L’Assemblée Nationale prétend avoir aboli les privilèges et le régime aristocratique ; en réalité, elle a surtout permis aux paysans riches de racheter les terres des nobles, et aux paysans pauvres, privés de droits politiques, de conserver leurs chaînes. Quel est donc ce nouveau régime, qui corrèle le pouvoir d’un homme à sa richesse ? « Le peuple n’a-t-il brisé le joug de l’aristocratie féodale que pour retomber sous le joug de l’aristocratie des riches ? », questionne Robespierre. Il amuse les députés par son intransigeance, puis les irrite. Le journal de Paris rapporte, à propos de la séance du 27 octobre 1789 : « Hier, Robespierre est monté à la tribune. On s’est rapidement aperçu qu’il voulait encore parler en faveur des pauvres, et on lui a coupé la parole».

Paris en 1793 : “sans-culottes” contre “culottes dorées”

sans-culottes
Les classes populaires parisiennes revendiquaient fièrement l’absence de culotte par-dessus leur pantalon, vêtement aristocratique.

La question question sociale occupe bientôt le devant de la scène, et le droit de propriété devient un enjeu crucial. Les députés défendent dans leur écrasante majorité le droit illimité de propriété. Robespierre dénonce ce droit comme étant « le droit de dépouiller et d’assassiner ses semblables » ; il ajoute : ”nul homme n’a le droit d’entasser des monceaux de blé à côté de son semblable qui meurt de faim”. Il prône une nécessaire limitation du droit de propriété ; sans quoi, dit-il, il mène tout droit à une justification de l’esclavage : «demandez à ce marchand de chair humaine ce que c’est que la propriété ; il vous dira, en vous montrant ce long navire où il a encaissé et serré des hommes qui paraissent vivants : « voilà mes propriétés, je les ai achetées tant par tête » ». Il réclame la redistribution des richesses, l’abolition de l’esclavage, ainsi que la limitation du droit de propriété. Il estime que celui-ci n’est légitime que dans la mesure où il sert à concrétiser un autre droit plus fondamental : le droit à l’existence. « La première loi sociale”, écrit-il, “est celle qui permet à tout être humain d’exister ; toutes les autres lois sont subordonnées à celle-là ». Aux yeux de Robespierre la question de la répartition des richesses n’est pas dissociable de la question de la répartition du pouvoir.
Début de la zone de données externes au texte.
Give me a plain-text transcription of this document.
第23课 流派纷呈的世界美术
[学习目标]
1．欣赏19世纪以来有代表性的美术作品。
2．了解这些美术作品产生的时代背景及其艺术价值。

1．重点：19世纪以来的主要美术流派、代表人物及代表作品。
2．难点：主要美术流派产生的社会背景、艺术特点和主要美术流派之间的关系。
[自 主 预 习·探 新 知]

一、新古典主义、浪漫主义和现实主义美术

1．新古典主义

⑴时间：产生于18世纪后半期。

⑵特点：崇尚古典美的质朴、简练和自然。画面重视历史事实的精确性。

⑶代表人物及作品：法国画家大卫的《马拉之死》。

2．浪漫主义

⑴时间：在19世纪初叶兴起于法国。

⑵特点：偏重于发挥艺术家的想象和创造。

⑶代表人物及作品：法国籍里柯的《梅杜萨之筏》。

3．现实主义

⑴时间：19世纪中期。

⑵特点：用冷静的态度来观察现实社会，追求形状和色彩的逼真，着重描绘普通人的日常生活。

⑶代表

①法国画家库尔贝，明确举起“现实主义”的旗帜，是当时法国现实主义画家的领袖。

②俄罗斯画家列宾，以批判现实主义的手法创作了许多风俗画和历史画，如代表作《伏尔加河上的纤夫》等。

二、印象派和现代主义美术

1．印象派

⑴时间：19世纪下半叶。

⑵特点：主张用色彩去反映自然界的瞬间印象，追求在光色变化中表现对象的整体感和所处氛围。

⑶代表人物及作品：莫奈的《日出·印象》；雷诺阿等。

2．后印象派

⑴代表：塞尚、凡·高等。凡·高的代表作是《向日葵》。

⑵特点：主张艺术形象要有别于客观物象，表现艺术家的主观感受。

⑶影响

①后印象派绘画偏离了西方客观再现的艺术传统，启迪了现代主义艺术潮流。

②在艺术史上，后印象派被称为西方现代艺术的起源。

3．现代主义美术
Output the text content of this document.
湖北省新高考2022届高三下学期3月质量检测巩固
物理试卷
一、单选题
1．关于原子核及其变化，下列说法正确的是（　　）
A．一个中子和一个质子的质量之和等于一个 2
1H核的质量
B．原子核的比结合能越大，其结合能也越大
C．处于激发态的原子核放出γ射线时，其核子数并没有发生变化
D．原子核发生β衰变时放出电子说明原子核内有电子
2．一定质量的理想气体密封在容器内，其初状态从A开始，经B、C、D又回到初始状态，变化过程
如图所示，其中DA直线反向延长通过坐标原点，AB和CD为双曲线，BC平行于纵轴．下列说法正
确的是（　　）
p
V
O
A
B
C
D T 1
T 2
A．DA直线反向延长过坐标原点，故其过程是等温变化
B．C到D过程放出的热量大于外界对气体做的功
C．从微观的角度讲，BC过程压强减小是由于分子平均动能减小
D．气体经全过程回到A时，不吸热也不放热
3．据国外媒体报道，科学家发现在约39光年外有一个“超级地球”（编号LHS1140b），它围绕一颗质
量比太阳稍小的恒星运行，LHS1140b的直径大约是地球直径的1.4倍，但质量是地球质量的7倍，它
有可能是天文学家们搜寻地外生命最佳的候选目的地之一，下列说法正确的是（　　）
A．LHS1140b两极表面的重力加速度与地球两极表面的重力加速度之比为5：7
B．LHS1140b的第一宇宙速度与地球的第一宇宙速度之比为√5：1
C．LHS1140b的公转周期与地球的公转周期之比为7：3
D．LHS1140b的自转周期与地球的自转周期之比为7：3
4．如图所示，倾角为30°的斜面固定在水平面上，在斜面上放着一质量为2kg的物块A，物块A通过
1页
C’est pourquoi il prône la mise en place d’une démocratie semi-directe qui permettrait au peuple de contrôler et de révoquer ses élus, ou de voter lui-même directement ses lois sans passer systématiquement par ses représentants.

Robespierre Jacobins
Robespierre au Club des Jacobins.

Les mois passent et le soutien grandit autour de Robespierre. Au Club des Jacobins, qui compte de 100,000 à 200,000 membres, on se presse pour l’écouter. Les revendications égalitaires de Robespierre rencontrent un large écho au sein des classes populaires ; à en croire le député girondin Meillant : « Robespierre était devenu l’idole de la populace, comme le deviendra tout homme qui, par ses déclamations contre les riches, fera naître dans l’âme du pauvre l’espoir de s’emparer de leurs dépouilles ».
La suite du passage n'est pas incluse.